Les stores baissés sur les vitrines surchauffées gardent prisonnier le moindre souffle d’air en goguette, le capot des voitures pourrait faire office de rôtissoire, les canotiers, casquettes et autres couvres-chef rivalisent d’ombrages, les ventilos tournent en rond quand les dames au bord de la pâmoison agitent leurs éventails…
Les chats regardent les chiens étaler leur couenne sur le moindre bout de carrelage resté frais, les oiseaux, le gosier racorni, pour une fois se taisent, les poissons s’étouffent sous les algues vertes pré-cuites, seuls les orvets et autres lézards sont à la fête en ondulant sur les dalles brûlantes.

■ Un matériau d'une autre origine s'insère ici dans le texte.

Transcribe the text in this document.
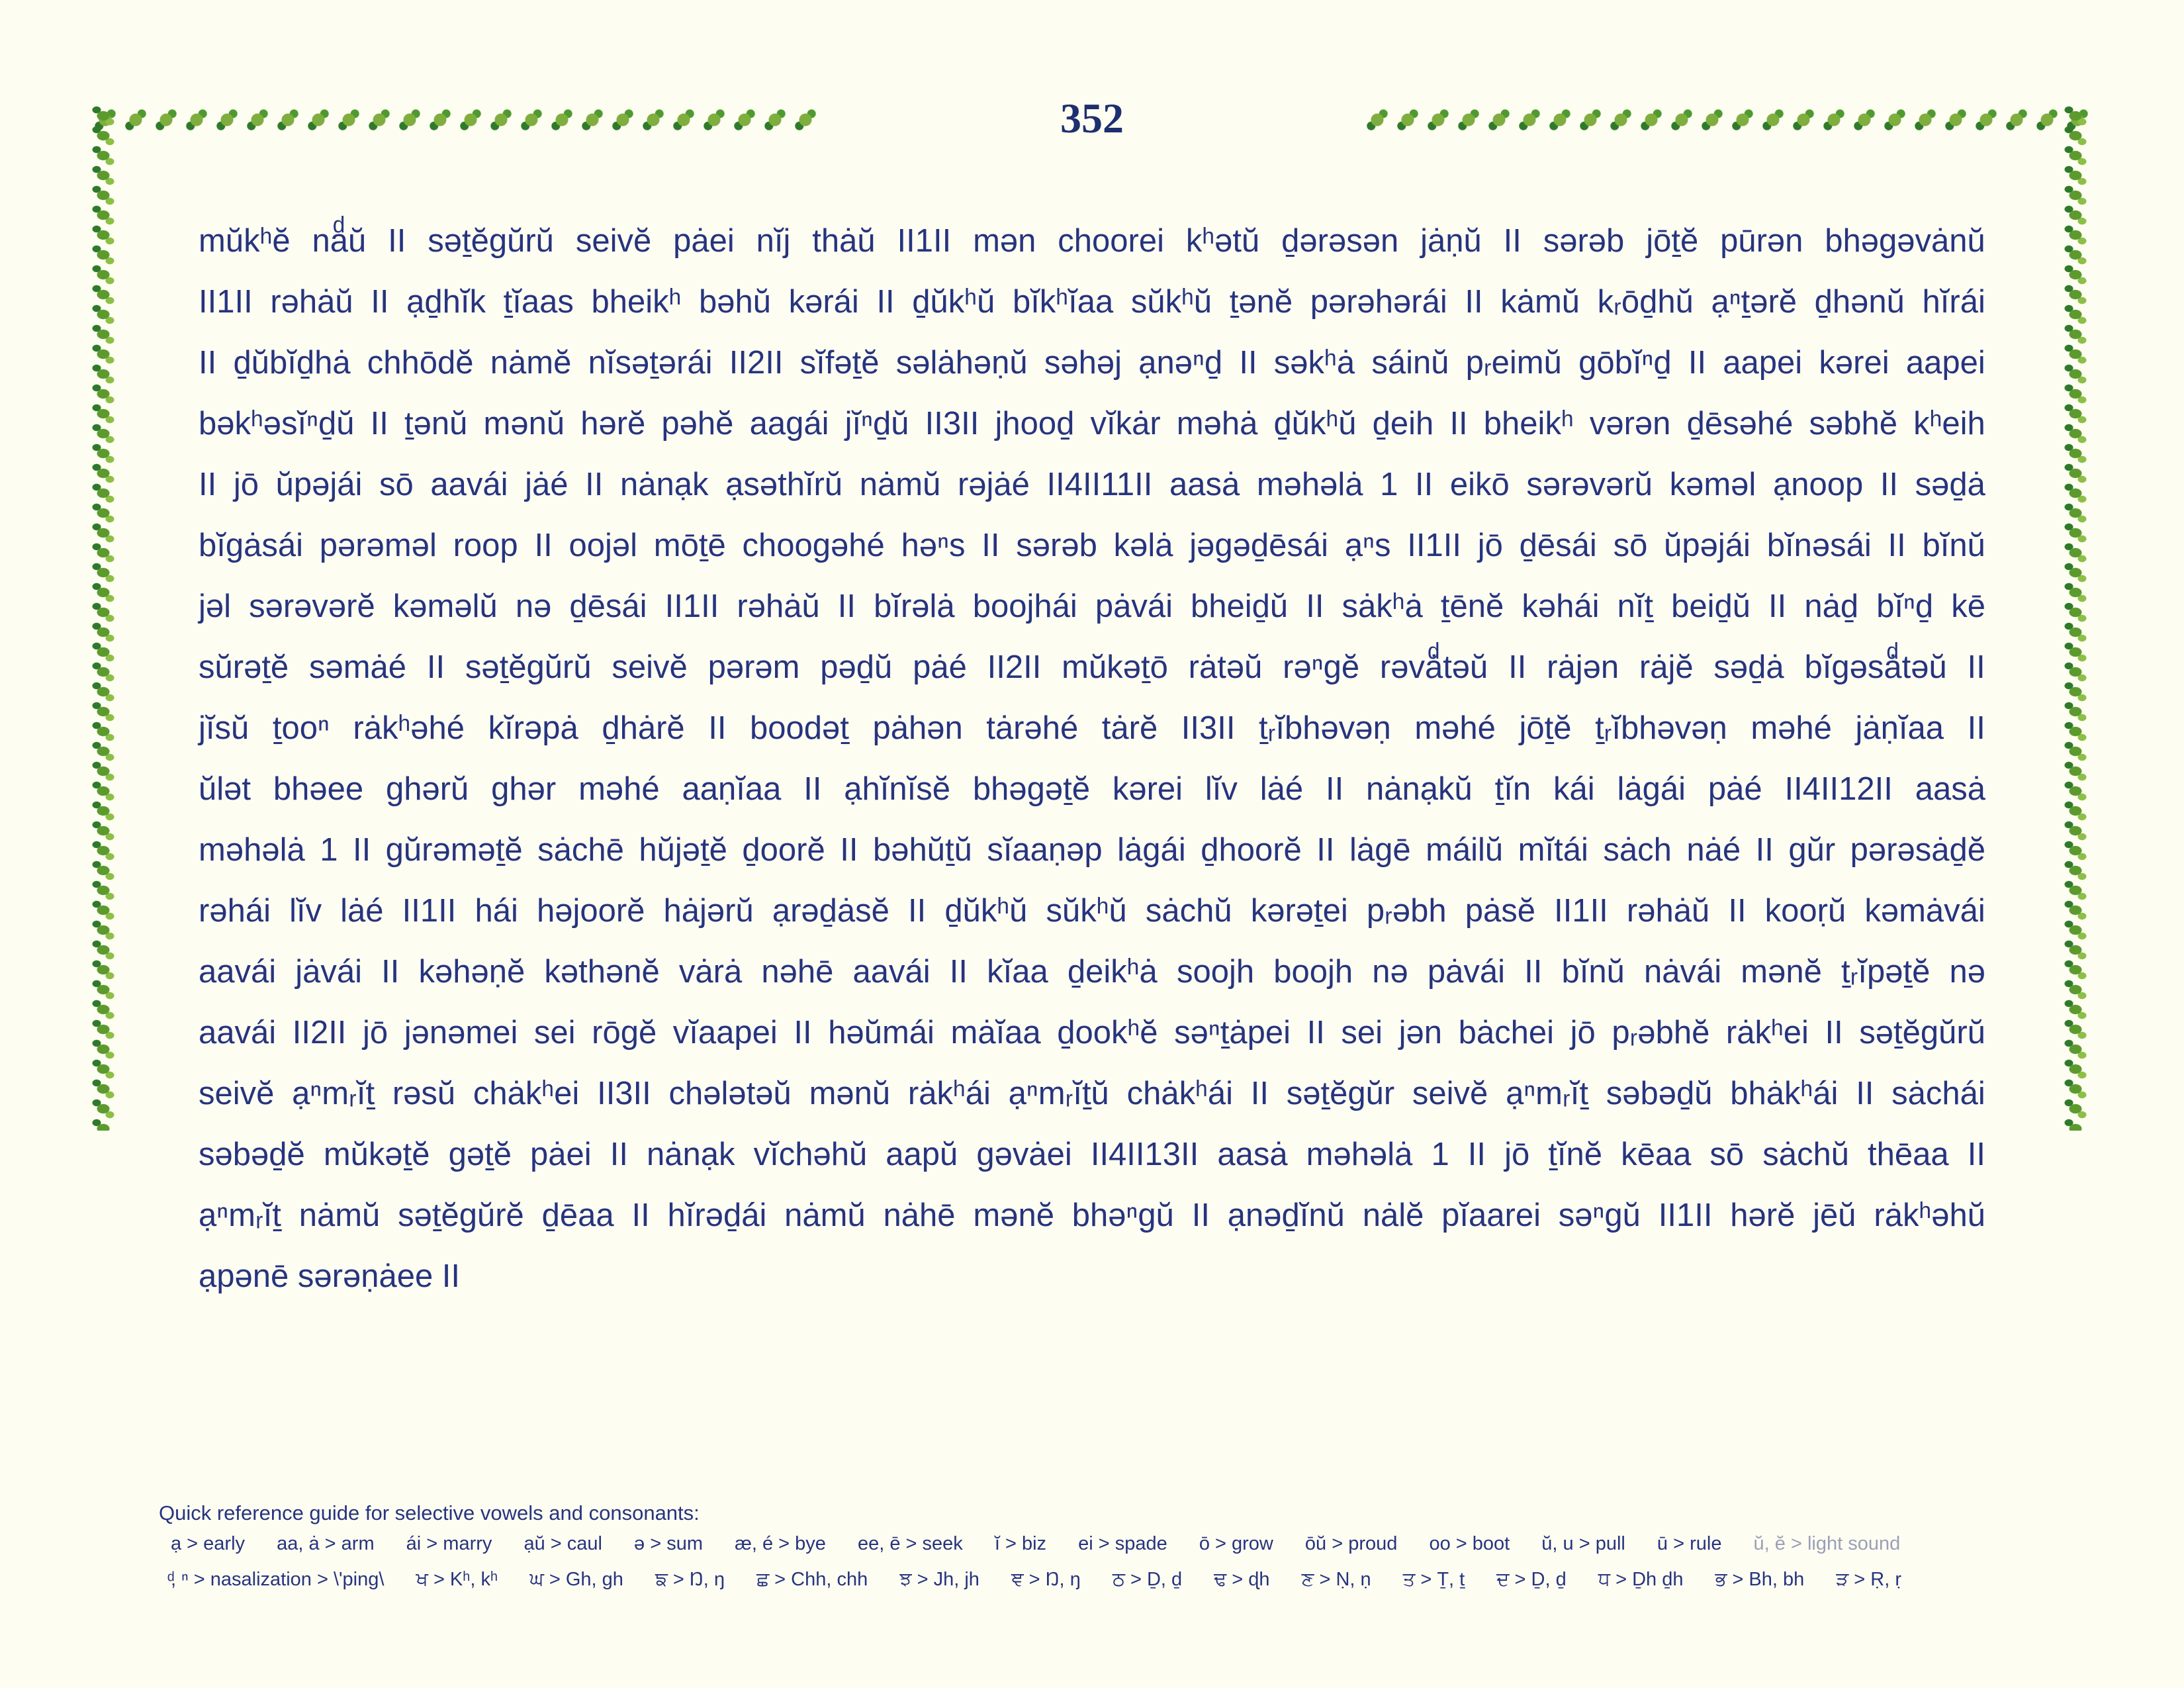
352
mŭkʰĕ naͩŭ II səṯĕgŭrŭ seivĕ pȧei nĭj thȧŭ II1II mən choorei kʰətŭ ḏərəsən jȧṇŭ II sərəb jōṯĕ pūrən bhəgəvȧnŭ
II1II rəhȧŭ II ạḏhĭk ṯĭaas bheikʰ bəhŭ kərái II ḏŭkʰŭ bĭkʰĭaa sŭkʰŭ ṯənĕ pərəhərái II kȧmŭ kᵣōḏhŭ ạⁿṯərĕ ḏhənŭ hĭrái
II ḏŭbĭḏhȧ chhōdĕ nȧmĕ nĭsəṯərái II2II sĭfəṯĕ səlȧhəṇŭ səhəj ạnəⁿḏ II səkʰȧ sáinŭ pᵣeimŭ gōbĭⁿḏ II aapei kərei aapei
bəkʰəsĭⁿḏŭ II ṯənŭ mənŭ hərĕ pəhĕ aagái jĭⁿḏŭ II3II jhooḏ vĭkȧr məhȧ ḏŭkʰŭ ḏeih II bheikʰ vərən ḏēsəhé səbhĕ kʰeih
II jō ŭpəjái sō aavái jȧé II nȧnạk ạsəthĭrŭ nȧmŭ rəjȧé II4II11II aasȧ məhəlȧ 1 II eikō sərəvərŭ kəməl ạnoop II səḏȧ
bĭgȧsái pərəməl roop II oojəl mōṯē choogəhé həⁿs II sərəb kəlȧ jəgəḏēsái ạⁿs II1II jō ḏēsái sō ŭpəjái bĭnəsái II bĭnŭ
jəl sərəvərĕ kəməlŭ nə ḏēsái II1II rəhȧŭ II bĭrəlȧ boojhái pȧvái bheiḏŭ II sȧkʰȧ ṯēnĕ kəhái nĭṯ beiḏŭ II nȧḏ bĭⁿḏ kē
sŭrəṯĕ səmȧé II səṯĕgŭrŭ seivĕ pərəm pəḏŭ pȧé II2II mŭkəṯō rȧtəŭ rəⁿgĕ rəvȧͩtəŭ II rȧjən rȧjĕ səḏȧ bĭgəsȧͩtəŭ II
jĭsŭ ṯooⁿ rȧkʰəhé kĭrəpȧ ḏhȧrĕ II boodəṯ pȧhən tȧrəhé tȧrĕ II3II ṯᵣĭbhəvəṇ məhé jōṯĕ ṯᵣĭbhəvəṇ məhé jȧṇĭaa II
ŭlət bhəee ghərŭ ghər məhé aaṇĭaa II ạhĭnĭsĕ bhəgəṯĕ kərei lĭv lȧé II nȧnạkŭ ṯĭn kái lȧgái pȧé II4II12II aasȧ
məhəlȧ 1 II gŭrəməṯĕ sȧchē hŭjəṯĕ ḏoorĕ II bəhŭṯŭ sĭaaṇəp lȧgái ḏhoorĕ II lȧgē máilŭ mĭtái sȧch nȧé II gŭr pərəsȧḏĕ
rəhái lĭv lȧé II1II hái həjoorĕ hȧjərŭ ạrəḏȧsĕ II ḏŭkʰŭ sŭkʰŭ sȧchŭ kərəṯei pᵣəbh pȧsĕ II1II rəhȧŭ II kooṛŭ kəmȧvái
aavái jȧvái II kəhəṇĕ kəthənĕ vȧrȧ nəhē aavái II kĭaa ḏeikʰȧ soojh boojh nə pȧvái II bĭnŭ nȧvái mənĕ ṯᵣĭpəṯĕ nə
aavái II2II jō jənəmei sei rōgĕ vĭaapei II həŭmái mȧĭaa ḏookʰĕ səⁿṯȧpei II sei jən bȧchei jō pᵣəbhĕ rȧkʰei II səṯĕgŭrŭ
seivĕ ạⁿmᵣĭṯ rəsŭ chȧkʰei II3II chələtəŭ mənŭ rȧkʰái ạⁿmᵣĭṯŭ chȧkʰái II səṯĕgŭr seivĕ ạⁿmᵣĭṯ səbəḏŭ bhȧkʰái II sȧchái
səbəḏĕ mŭkəṯĕ gəṯĕ pȧei II nȧnạk vĭchəhŭ aapŭ gəvȧei II4II13II aasȧ məhəlȧ 1 II jō ṯĭnĕ kēaa sō sȧchŭ thēaa II
ạⁿmᵣĭṯ nȧmŭ səṯĕgŭrĕ ḏēaa II hĭrəḏái nȧmŭ nȧhē mənĕ bhəⁿgŭ II ạnəḏĭnŭ nȧlĕ pĭaarei səⁿgŭ II1II hərĕ jēŭ rȧkʰəhŭ
ạpənē sərəṇȧee II
Quick reference guide for selective vowels and consonants:
ạ > early aa, ȧ > arm ái > marry ạŭ > caul ə > sum æ, é > bye ee, ē > seek ĭ > biz ei > spade ō > grow ōŭ > proud oo > boot ŭ, u > pull ū > rule ŭ, ĕ > light sound
ͩ, ⁿ > nasalization > \'ping\ ਖ > Kʰ, kʰ ਘ > Gh, gh ਙ > Ŋ, ŋ ਛ > Chh, chh ਝ > Jh, jh ਞ > Ŋ, ŋ ਠ > Ḏ, ḏ ਢ > ɖh ਣ > Ṇ, ṇ ਤ > Ṯ, ṯ ਦ > Ḏ, ḏ ਧ > Ḏh ḏh ਭ > Bh, bh ੜ > Ṛ, ṛ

Le ciel d’un bleu désespérant n’annonce pas le moindre orage qui désaltérerait la verdure réduite à l’état de tapis brosse, salades flétries, tomates exsangues, ciboulette, persil, estragon et autres menthes déjà sèches, le potager n’est plus que cendres, rides et crevasses, les arbres épuisant leurs dernières réserves s’enluminent de moirures, une beauté moribonde s’empare des lieux, des funérailles se préparent à l’ombre des cyprès…
Été 2022.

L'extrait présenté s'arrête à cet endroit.